Brooklyn Secret Agent: What’s Love Got to Do With It?

Today we bring you the 14th of an anonymous weekly column about real estate by one of the most experienced agents in Brooklyn:
On Valentine’s Day my thoughts turn to the way in which relationships affect real estate transactions. It is no surprise that buying property is a lot like falling in love; a new home is like a new lover. You can’t help but imagine that you will be a different and better person with this place (person).

A starry-eyed young couple came to me looking for a place to buy together. Their likes and dislikes could not have been more different. I was relieved when they decided to rent instead. Unwinding a failed relationship is hard enough. Add owned real estate into the deal and you’ve got a full-fledged divorce on your hands.

Then there was the married couple. She would look at any and all house listings in Brooklyn Heights. She liked them all. Master of the Universe husband would then visit and reject every one. One day, in the garden of the 14th house, the wife burst into tears and told me they were seeing a counselor to determine why he wouldn’t agree to buy a house. TMI, for sure.
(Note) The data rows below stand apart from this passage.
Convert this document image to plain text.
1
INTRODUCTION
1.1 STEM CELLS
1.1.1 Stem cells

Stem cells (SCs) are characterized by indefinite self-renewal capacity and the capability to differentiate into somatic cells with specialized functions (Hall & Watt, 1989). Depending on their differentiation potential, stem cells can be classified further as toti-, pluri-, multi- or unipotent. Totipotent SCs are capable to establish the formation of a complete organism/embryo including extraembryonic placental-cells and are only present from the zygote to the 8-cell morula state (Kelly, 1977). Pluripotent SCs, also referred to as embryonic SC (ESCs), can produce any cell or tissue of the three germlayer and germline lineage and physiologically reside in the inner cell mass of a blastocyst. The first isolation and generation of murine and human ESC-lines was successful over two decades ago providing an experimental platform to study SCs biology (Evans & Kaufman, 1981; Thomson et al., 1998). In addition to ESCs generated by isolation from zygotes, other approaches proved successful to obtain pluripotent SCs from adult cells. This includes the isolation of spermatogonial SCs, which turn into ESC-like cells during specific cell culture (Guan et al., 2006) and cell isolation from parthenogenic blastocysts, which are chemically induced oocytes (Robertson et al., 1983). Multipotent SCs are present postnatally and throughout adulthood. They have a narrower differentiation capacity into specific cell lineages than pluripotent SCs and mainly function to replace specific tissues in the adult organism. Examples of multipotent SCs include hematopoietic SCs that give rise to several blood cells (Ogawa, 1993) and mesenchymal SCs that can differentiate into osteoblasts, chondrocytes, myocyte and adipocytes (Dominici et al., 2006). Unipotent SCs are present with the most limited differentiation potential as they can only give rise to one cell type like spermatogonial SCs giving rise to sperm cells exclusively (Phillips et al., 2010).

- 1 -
And there was the 22 year old from South America whose Daddy was paying. He didn’t care what it cost – only that it was a “safe” neighborhood and had a doorman. All she wanted was a loft in Bushwick. I gave that buyer to someone else because I could not navigate the complicated love relationship between father and daughter.

My favorite love story is the young man who made his considerable fortune as a computer geek on Wall Street. He met a woman and fell hard. Neither was young but for once the love seemed mutual. He bought them a great house, paying more than the market at that time. They moved in and she shortly had a baby. Then they held a fabulous wedding in the house. The good vibes continue to emanate from the house –  lots of love there.

Continuing the oldies theme, let’s all try a little tenderness on Valentine’s Day 2013.

8 Comment

  • mrsmansonmingott

    Buying a house can really bring up a lot of emotional issues. Im sure many brokers sometimes feel more like a therapist. I just hope you see more “happy endings” and joy in your dealings with clients than unpleasant over-sharing.

  • The other kind of love is falling head over heels in love with a house. You dream about it at night, decorate it mentally from top to bottom, picture yourself living there, mentally renovate and fix everything that needs it, and put your toothbrush in the cup. If you really have it bad, you’ve taken photographs, and visited it several times. You know this house, it is YOUR house.

    Then, for whatever reason, you don’t get it. It’s as bad as breaking up. I still remember (and still have photos) of many a dream house that never came through. The agony! If possible, don’t fall in love with a house until you own it, you might get your heart broken.

    • I had the immediate fall-in-love-with-house experience, except I got it. I wasn’t even looking, but saw it advertised in a real estate window when the friend I was with stopped to look for two-bedrooms. There was an open house the next week, and I spent half an hour with my jaw hanging open going OMG, OMG, OMG, I love this and there’s so much I could do with it (it needed a new facade, among other things). By the time I walked out and up 2/3 of a block to the next avenue, I’d decided it was my house. It took a while to go to contract and five months to close, but it was worth it. (And, a week after closing, I went on my first date with my wife, and 18 months after that, our son arrived in the world — a pretty good two-year run after deciding I didn’t have to wait any longer to live in a beautiful space that I loved.)

  • MM, I know exactly what you mean. We fell, hard, for a beautiful house, and came within 50K of getting it, but just could not make that final stretch. Funny thing is, we did finally get a house, which we like very much – but on the block behind the dream house. Every morning, I look out of the kitchen window, and see the back of the lost beloved. Kind of like marrying the sister of your true love… or something.

  • For me, buying our place turned out to be just like my past dating life. Kept going from one to another, falling hard for some that were out of reach, trying to make others work out from shear stubbornness when really I should have let it end because it wasn’t a right fit, thinking I knew exactly what I wanted, but only from trial and error and going through a bunch, did I accidentally and unexpectedly stumble on what turned out to be the perfect one for me. I’d have missed her if I didn’t stay open minded.

    Same turned out to be true for our place. Was probably pretty low on our initial list (didnt have the location or amenities we though we coveted), and now we’re beyond happy that we didn’t end up with any of the places we originally made offers on and thought we loved. They were all wrong in retrospect, just had to go through a bunch to get to this gem.

  • “dang man, look at the lintels on Queen Anne over there.”

  • This may be the best-received “secret agent” column to date!